Je me suis donc tourné vers un illustre parasitologue pour obtenir plus de précision et savoir s’il existait des parasites capables de tuer leur hôte au risque d’entraîner leur propre mort. Voici quelle a été sa réponse : «toute la destinée de la relation hôte -parasite tient dans le conflit qui les oppose. Idéalement, ce conflit doit parvenir à un équilibre sans se terminer par la mort d’aucun des deux protagonistes. Le «bon parasite», dans son propre intérêt, ne tue pas son hôte, et même le «dérange» le moins possible. C’est ce qui se passe, en particulier, pour un parasite parfaitement adapté lorsqu’il se trouve chez son hôte spécifique. A l’inverse un parasite peu adapté, à faible spécificité (euryxène), est en général un parasite très pathogène (trypanosomoses de l’ouest et de l’est africain qui donnent la maladie du sommeil’).» Des «trypanosomes», voilà peut-être ce qui se rapproche le mieux de ces kleptocrates aux dents longues et hautement pathogènes pour leurs pays, leurs peuples et leurs descendances. Et la référence est d’autant plus séduisante que guérir du trypanosome exige un traitement long et douloureux comme lorsqu’il s’agit de se débarrasser du tyran.
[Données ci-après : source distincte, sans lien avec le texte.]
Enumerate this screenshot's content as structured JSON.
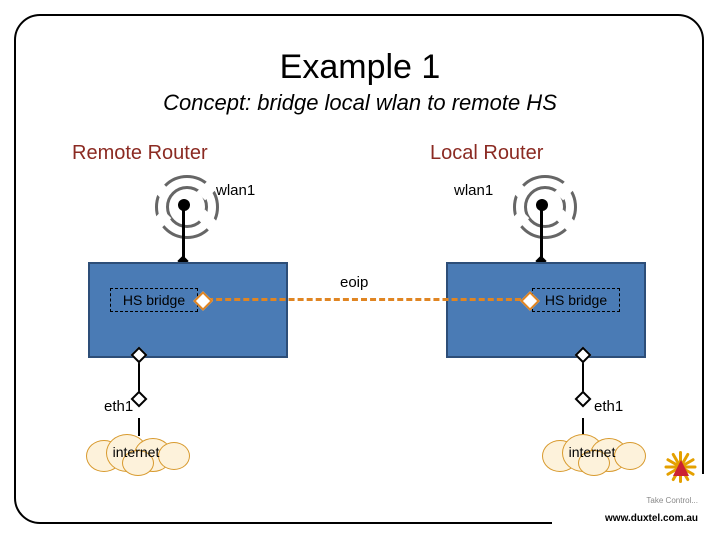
{
  "title": "Example 1",
  "subtitle": "Concept: bridge local wlan to remote HS",
  "remote": {
    "heading": "Remote Router",
    "wlan": "wlan1",
    "bridge": "HS bridge",
    "eth": "eth1",
    "internet": "internet"
  },
  "local": {
    "heading": "Local Router",
    "wlan": "wlan1",
    "bridge": "HS bridge",
    "eth": "eth1",
    "internet": "internet"
  },
  "link": {
    "label": "eoip"
  },
  "logo": {
    "tagline": "Take Control...",
    "url": "www.duxtel.com.au"
  }
}
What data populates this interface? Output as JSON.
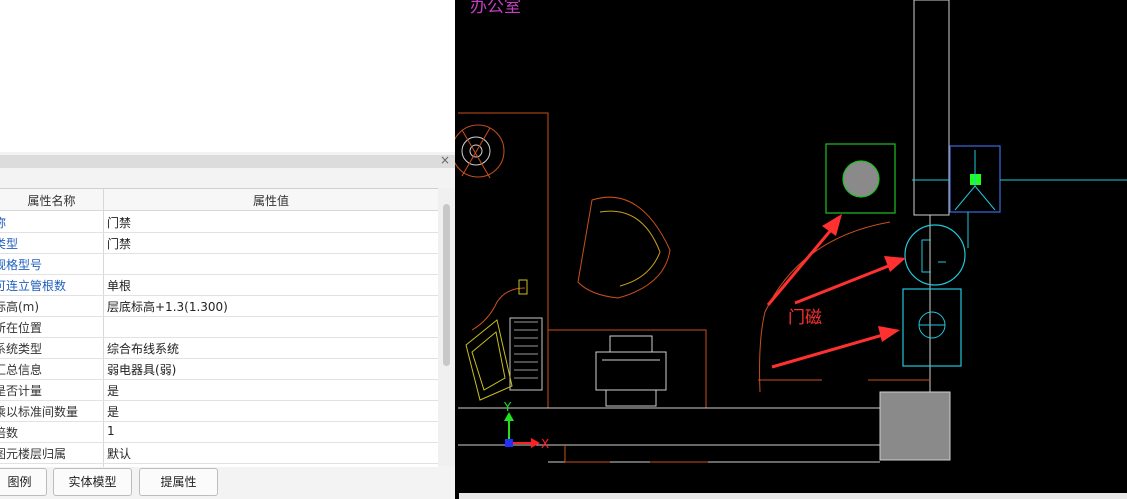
{
  "properties_panel": {
    "close_glyph": "×",
    "header": {
      "name": "属性名称",
      "value": "属性值"
    },
    "rows": [
      {
        "name": "称",
        "value": "门禁",
        "link": true
      },
      {
        "name": "类型",
        "value": "门禁",
        "link": true
      },
      {
        "name": "规格型号",
        "value": "",
        "link": true
      },
      {
        "name": "可连立管根数",
        "value": "单根",
        "link": true
      },
      {
        "name": "标高(m)",
        "value": "层底标高+1.3(1.300)",
        "link": false
      },
      {
        "name": "所在位置",
        "value": "",
        "link": false
      },
      {
        "name": "系统类型",
        "value": "综合布线系统",
        "link": false
      },
      {
        "name": "汇总信息",
        "value": "弱电器具(弱)",
        "link": false
      },
      {
        "name": "是否计量",
        "value": "是",
        "link": false
      },
      {
        "name": "乘以标准间数量",
        "value": "是",
        "link": false
      },
      {
        "name": "倍数",
        "value": "1",
        "link": false
      },
      {
        "name": "图元楼层归属",
        "value": "默认",
        "link": false
      }
    ],
    "buttons": {
      "legend": "图例",
      "solid_model": "实体模型",
      "extract": "提属性"
    }
  },
  "cad": {
    "top_text": "办公室",
    "annotation": "门磁",
    "axis_x": "X",
    "axis_y": "Y",
    "colors": {
      "background": "#000000",
      "annotation": "#ff3030",
      "wall": "#d0d0d0",
      "furniture": "#c8501e",
      "device_green": "#20c020",
      "device_cyan": "#20c8d8"
    }
  }
}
Reste enfin un terme qui n’est pas suffisamment utilisé alors qu’il se rapproche le mieux de nos chers bandits. Il s’agit du «déprédateur» (à ne pas confondre avec prédateur) qui commet des déprédations. Que nous dit à ce sujet le Dictionnaire Culturel en langue française ? «Déprédation : vol, pillages accompagnés de destructions. Dommages causés aux biens d’autrui et aux biens publics». Les termes associés sont saccages, détériorations, dommages, vandalisme, dégradations
Ajoutons à cela cette citation de Voltaire: «Je sais bien qu’il y a de fameux déprédateurs qui redoutent la vertu éclairée; je sais que des fripons murmurent contre le bonheur public». Trypanosomes déprédateurs : ayons donc en tête cette expression dès lors qu’il s’agit de juger de la nature des dirigeants arabes.